18. Find hobbies for your child – have them take the lead on what they are interested in, allowing them to have some say in what they pursue; this helps them to become a self-motivated learner.  Enroll them in art, tae kwon do, computer or improv classes.  Find crafts or projects they enjoy like model-building, embroidery, calligraphy, or stamp collecting.  Encourage their interest in insects, Egyptian History, musical styles, or linguistics.  Have them join a club or youth group.  These activities help with developing skills in math and language, fine motor or gross motor tasks, critical thinking, collaboration, as well as helping to develop self-esteem, a passion for something positive, and connection to a community.  Don’t put pressure on them to achieve or leave them with no down time. 

19. Provide for physical movement, exercise or athletic training – have your child do gymnastics, soccer, yoga, swimming, dance, or movement or sensory programs.  Movement and exercise are important for coordination and balance, motor planning, neurological development, focus of attention, relaxation, as well as for enhancing self esteem and teaching cooperation and team work.  Also, studies show that spending time in open areas and in nature helps children who have labels like AD/HD as spending time in natural settings and doing ‘heavy work’ (using large muscles and whole body) can help them to self-regulate their mood and behavior.
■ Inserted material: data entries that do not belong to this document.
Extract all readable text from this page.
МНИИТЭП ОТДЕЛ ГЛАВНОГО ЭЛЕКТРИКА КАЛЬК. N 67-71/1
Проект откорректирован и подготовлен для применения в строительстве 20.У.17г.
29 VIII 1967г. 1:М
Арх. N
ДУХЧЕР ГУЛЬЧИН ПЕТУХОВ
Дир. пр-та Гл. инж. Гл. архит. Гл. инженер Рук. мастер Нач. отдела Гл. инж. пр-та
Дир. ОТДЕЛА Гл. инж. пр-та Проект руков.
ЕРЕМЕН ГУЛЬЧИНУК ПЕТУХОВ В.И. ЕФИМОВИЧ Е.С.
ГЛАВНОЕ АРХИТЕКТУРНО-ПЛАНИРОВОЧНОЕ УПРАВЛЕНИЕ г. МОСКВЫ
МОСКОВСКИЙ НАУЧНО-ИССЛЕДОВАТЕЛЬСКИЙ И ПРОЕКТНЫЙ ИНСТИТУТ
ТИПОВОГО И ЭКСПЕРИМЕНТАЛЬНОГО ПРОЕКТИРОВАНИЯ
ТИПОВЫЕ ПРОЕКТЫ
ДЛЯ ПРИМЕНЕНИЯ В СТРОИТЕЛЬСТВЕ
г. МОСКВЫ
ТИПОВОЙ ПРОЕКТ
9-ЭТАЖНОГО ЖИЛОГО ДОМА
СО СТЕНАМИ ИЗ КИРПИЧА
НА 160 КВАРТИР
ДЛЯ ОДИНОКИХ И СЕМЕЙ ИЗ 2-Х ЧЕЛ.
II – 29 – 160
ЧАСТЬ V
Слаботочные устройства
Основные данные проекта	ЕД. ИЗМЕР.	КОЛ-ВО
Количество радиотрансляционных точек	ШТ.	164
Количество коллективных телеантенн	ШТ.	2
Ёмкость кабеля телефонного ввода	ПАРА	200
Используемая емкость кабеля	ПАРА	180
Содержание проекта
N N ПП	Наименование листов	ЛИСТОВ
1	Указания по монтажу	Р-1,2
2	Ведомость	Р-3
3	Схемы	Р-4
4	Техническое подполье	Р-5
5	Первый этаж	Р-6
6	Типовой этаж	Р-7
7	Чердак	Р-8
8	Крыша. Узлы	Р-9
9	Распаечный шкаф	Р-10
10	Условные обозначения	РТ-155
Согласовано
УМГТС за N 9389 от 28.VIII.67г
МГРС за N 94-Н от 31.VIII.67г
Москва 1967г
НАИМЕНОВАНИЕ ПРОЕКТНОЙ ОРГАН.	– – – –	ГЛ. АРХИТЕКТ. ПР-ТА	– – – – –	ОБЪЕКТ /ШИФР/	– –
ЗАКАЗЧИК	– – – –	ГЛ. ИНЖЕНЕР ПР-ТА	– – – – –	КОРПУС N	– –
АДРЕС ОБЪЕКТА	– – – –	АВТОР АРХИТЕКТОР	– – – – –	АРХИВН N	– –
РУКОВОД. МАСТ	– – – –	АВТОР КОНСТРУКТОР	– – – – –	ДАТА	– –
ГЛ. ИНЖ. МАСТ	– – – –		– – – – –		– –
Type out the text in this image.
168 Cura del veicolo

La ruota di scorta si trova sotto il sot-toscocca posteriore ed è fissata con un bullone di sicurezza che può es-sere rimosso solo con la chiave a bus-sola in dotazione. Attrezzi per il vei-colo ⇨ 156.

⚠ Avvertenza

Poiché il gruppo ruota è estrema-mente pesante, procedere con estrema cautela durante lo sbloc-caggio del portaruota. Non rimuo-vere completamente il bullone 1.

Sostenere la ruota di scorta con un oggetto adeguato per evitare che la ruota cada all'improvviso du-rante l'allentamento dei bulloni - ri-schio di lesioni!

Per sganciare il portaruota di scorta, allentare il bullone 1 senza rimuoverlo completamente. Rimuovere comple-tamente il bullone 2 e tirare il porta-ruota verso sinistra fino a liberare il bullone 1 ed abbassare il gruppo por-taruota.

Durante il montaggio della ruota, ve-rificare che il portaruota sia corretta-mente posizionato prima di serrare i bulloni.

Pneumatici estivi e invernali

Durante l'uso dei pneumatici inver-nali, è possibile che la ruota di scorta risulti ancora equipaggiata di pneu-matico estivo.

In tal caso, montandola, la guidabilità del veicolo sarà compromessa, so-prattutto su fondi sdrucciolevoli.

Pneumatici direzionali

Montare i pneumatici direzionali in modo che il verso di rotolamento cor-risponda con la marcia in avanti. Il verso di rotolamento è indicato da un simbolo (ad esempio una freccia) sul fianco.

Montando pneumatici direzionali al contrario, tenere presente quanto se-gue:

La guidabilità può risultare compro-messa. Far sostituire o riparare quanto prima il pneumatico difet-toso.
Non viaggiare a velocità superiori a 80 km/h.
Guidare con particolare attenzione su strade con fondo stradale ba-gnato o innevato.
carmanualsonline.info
20. Limit television, video games and electronic gadgets – a child usually learns best when they are actively engaged, not passively watching or listening.  They learn when they manipulate things, move their bodies, or must interact with the things and people in their world.  There are good interactive computer games and television shows that teach or show things a child can’t experience first hand and if your child is a visual learner or needs assistive technology, these can be helpful – but in general keep the screen time and talking gadgets to a minimum.